By Hennie Pretorius, journalist, Justmoney
Are you happy with your credit provider? Has your debt counsellor done an outstanding job? If so, the Debt Review Awards provides an opportunity for you to show your appreciation.
The awards have been organised by debt counselling industry publication Debtfree. It is understood that the magazine has summoned a number of financial services experts as judges to help narrow down candidates for the awards to recognise exceptional services. The judges’ decision together with votes from the public will be combined to determine the winner.
You can cast your vote in several categories, including ‘Your favourite debt counsellor’, ‘Your favourite payment distribution agency’, ‘Your favourite bank’, ‘Your favourite vehicle creditor’ and ‘Your favourite retail store credit provider’.
The idea behind the awards is to recognise individuals and companies that have gone over and beyond what was expected from them: “It’s not about just doing what the law says, that’s a requirement, it’s about trying a little bit harder,” explained Zak King editor of Debtfree magazine.
King added: “I think the consumers would like to know who’s doing well. If I’m a consumer going into the process and I don’t know a lot about it I would like to know who the industry feels the top companies are.”
But can you rely on the results?
While any initiative that aims to increase industry standards should be applauded Justmoney felt that the information about the awards, the criteria by which the nominees were judged on and what voters needed to base their votes on was lacking.
The judging criteria is not outlined on the website but, when asked, King said the judges will base their decision on several things including ‘morals’, ‘promoting’, ‘staff training’ and ‘turn around’ to name but a few.
The way in which candidates are drawn up is also a little messy because while clients and any member of the public can choose their favourite financial services providers, companies can also put themselves forward for an award. The providers have also been allowed to market their nomination to their clients and encourage them to vote.
It is unclear on the website whether the current lists are made up of companies that have put themselves forward or whether the names arrived there thanks to votes from the public.
When asked to confirm whether nominated companies were allowed to lobby their clients for votes, King didn’t say that it was against the rules but pointed out that if companies could convince clients to vote for them that they deserved the kudos: “For that side of things we would be very curious to see [if companies] can convince their consumers to engage. Because everybody can ask, but what consumer is actually prepared to do it?” He added that clients would ignore such requests if they thought they were getting a bad service.
Transparency of the judging panel was also an issue for us. None of the judges were listed on the website and King refused to disclose the judging panel: “We’ve kept them anonymous for the sake of (avoiding any future conflict).”
Support in the industry
While there is room for improvement in the way in which the awards are conducted Debtfree has received industry backing and a number of heavyweights in the industry including Debt Busters, Octogen, Absa, Standard Bank, Wesbank and Edgars have been shortlisted in various categories.
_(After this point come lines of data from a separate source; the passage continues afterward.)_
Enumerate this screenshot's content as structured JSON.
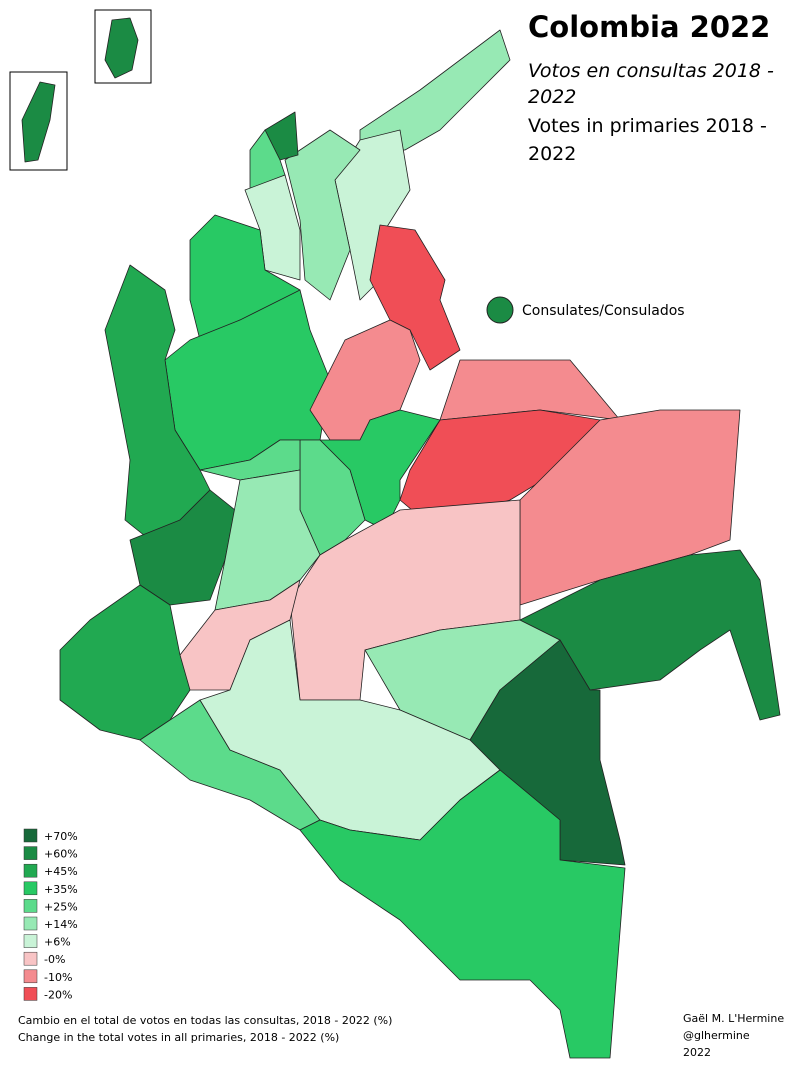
{
  "title": "Colombia 2022",
  "subtitle_es": "Votos en consultas 2018 - 2022",
  "subtitle_en": "Votes in primaries 2018 - 2022",
  "consulates_label": "Consulates/Consulados",
  "legend": [
    {
      "label": "+70%",
      "color": "#17693a"
    },
    {
      "label": "+60%",
      "color": "#1b8b44"
    },
    {
      "label": "+45%",
      "color": "#21a951"
    },
    {
      "label": "+35%",
      "color": "#28c964"
    },
    {
      "label": "+25%",
      "color": "#5cdb8b"
    },
    {
      "label": "+14%",
      "color": "#97e9b4"
    },
    {
      "label": "+6%",
      "color": "#c9f3d7"
    },
    {
      "label": "-0%",
      "color": "#f8c4c5"
    },
    {
      "label": "-10%",
      "color": "#f48b8f"
    },
    {
      "label": "-20%",
      "color": "#f04e56"
    }
  ],
  "note": [
    "Cambio en el total de votos en todas las consultas, 2018 - 2022 (%)",
    "Change in the total votes in all primaries, 2018 - 2022 (%)"
  ],
  "credit": [
    "Gaël M. L'Hermine",
    "@glhermine",
    "2022"
  ]
}
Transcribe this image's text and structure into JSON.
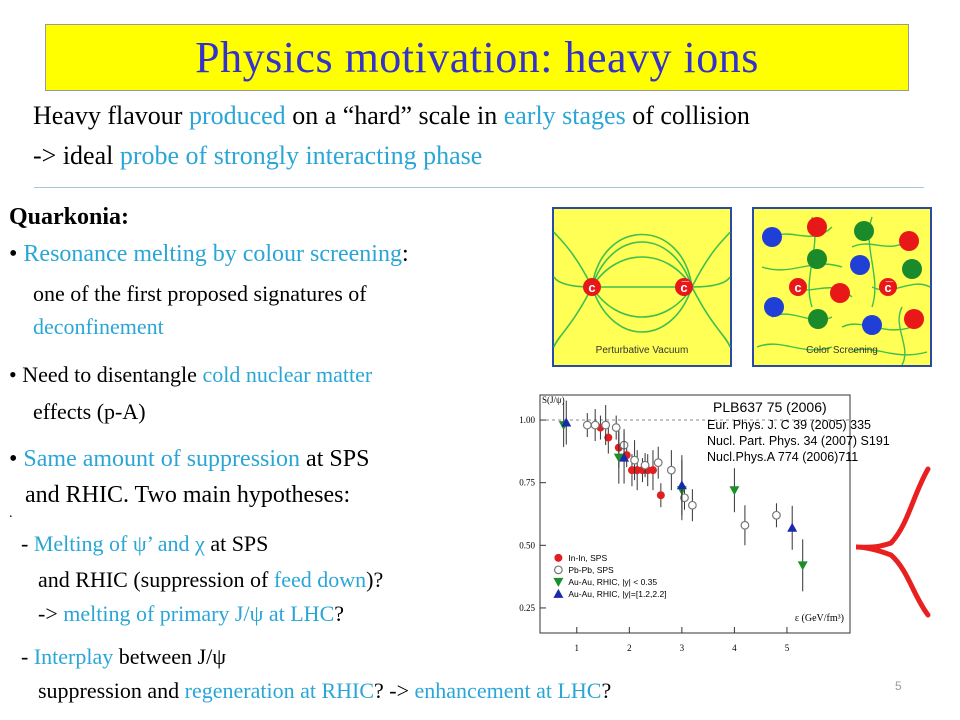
{
  "slide": {
    "title": "Physics motivation: heavy ions",
    "page_number": "5"
  },
  "intro": {
    "l1_a": "Heavy flavour",
    "l1_b": "produced",
    "l1_c": "on a “hard” scale in",
    "l1_d": "early stages",
    "l1_e": "of collision",
    "l2_a": "-> ideal",
    "l2_b": "probe of strongly interacting phase"
  },
  "quarkonia": {
    "heading": "Quarkonia:",
    "b1_text": "Resonance melting by colour screening",
    "b1_colon": ":",
    "b1_l2": "one of the first proposed signatures of",
    "b1_l3": "deconfinement",
    "b2_a": "Need to disentangle",
    "b2_b": "cold nuclear matter",
    "b2_l2": "effects (p-A)",
    "b3_a": "Same amount of suppression",
    "b3_b": "at SPS",
    "b3_l2": "and RHIC. Two main hypotheses:",
    "stray_dot": ".",
    "h1_a": "- ",
    "h1_b": "Melting of  ψ’ and χ",
    "h1_c": " at SPS",
    "h1_l2_a": "and RHIC (suppression of ",
    "h1_l2_b": "feed down",
    "h1_l2_c": ")?",
    "h1_l3_a": "-> ",
    "h1_l3_b": "melting of primary J/ψ at LHC",
    "h1_l3_c": "?",
    "h2_a": "- ",
    "h2_b": "Interplay",
    "h2_c": " between  J/ψ",
    "h2_l2_a": "suppression and ",
    "h2_l2_b": "regeneration at RHIC",
    "h2_l2_c": "?  -> ",
    "h2_l2_d": "enhancement at LHC",
    "h2_l2_e": "?"
  },
  "figures": {
    "left_caption": "Perturbative Vacuum",
    "right_caption": "Color Screening",
    "quark_label": "c",
    "antiquark_label": "c̅"
  },
  "chart_data": {
    "type": "scatter",
    "title": "",
    "ylabel": "S(J/ψ)",
    "xlabel": "ε (GeV/fm³)",
    "xlim": [
      0.3,
      6.2
    ],
    "ylim": [
      0.15,
      1.1
    ],
    "x_ticks": [
      "1",
      "2",
      "3",
      "4",
      "5"
    ],
    "y_ticks": [
      "0.25",
      "0.50",
      "0.75",
      "1.00"
    ],
    "reference_line_y": 1.0,
    "ref_main": "PLB637 75 (2006)",
    "refs": [
      "Eur. Phys. J. C 39 (2005) 335",
      "Nucl. Part. Phys. 34 (2007) S191",
      "Nucl.Phys.A 774 (2006)711"
    ],
    "legend": [
      "In-In, SPS",
      "Pb-Pb, SPS",
      "Au-Au, RHIC, |y| < 0.35",
      "Au-Au, RHIC, |y|=[1.2,2.2]"
    ],
    "series": [
      {
        "name": "In-In, SPS",
        "marker": "circle-filled",
        "color": "#e02020",
        "x": [
          1.45,
          1.6,
          1.8,
          1.95,
          2.05,
          2.15,
          2.25,
          2.35,
          2.45,
          2.6
        ],
        "y": [
          0.97,
          0.93,
          0.89,
          0.86,
          0.8,
          0.8,
          0.8,
          0.8,
          0.8,
          0.7
        ]
      },
      {
        "name": "Pb-Pb, SPS",
        "marker": "circle-open",
        "color": "#777777",
        "x": [
          1.2,
          1.35,
          1.55,
          1.75,
          1.9,
          2.1,
          2.3,
          2.55,
          2.8,
          3.05,
          3.2,
          4.2,
          4.8
        ],
        "y": [
          0.98,
          0.98,
          0.98,
          0.97,
          0.9,
          0.84,
          0.82,
          0.83,
          0.8,
          0.69,
          0.66,
          0.58,
          0.62
        ]
      },
      {
        "name": "Au-Au, RHIC, |y| < 0.35",
        "marker": "triangle-down",
        "color": "#1a8f2a",
        "x": [
          0.75,
          1.8,
          3.0,
          4.0,
          5.3
        ],
        "y": [
          0.98,
          0.85,
          0.72,
          0.72,
          0.42
        ]
      },
      {
        "name": "Au-Au, RHIC, |y|=[1.2,2.2]",
        "marker": "triangle-up",
        "color": "#1a2aa8",
        "x": [
          0.8,
          1.9,
          3.0,
          5.1
        ],
        "y": [
          0.99,
          0.85,
          0.74,
          0.57
        ]
      }
    ]
  }
}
The Debt Counsellors Association of South Africa (DCASA) has said it will be “playing a big role in helping in the nomination process”. It’s unclear whether it means that DCASA will have someone on the judging panel. At the time of writing this article Paul Slot, president of the DCASA was unavailable for comment.
When asked about the lack of transparency surrounding the awards, King pointed out that this is the inaugural year for the awards and ‘flaws’ in the process will be ‘ironed out’ in future events.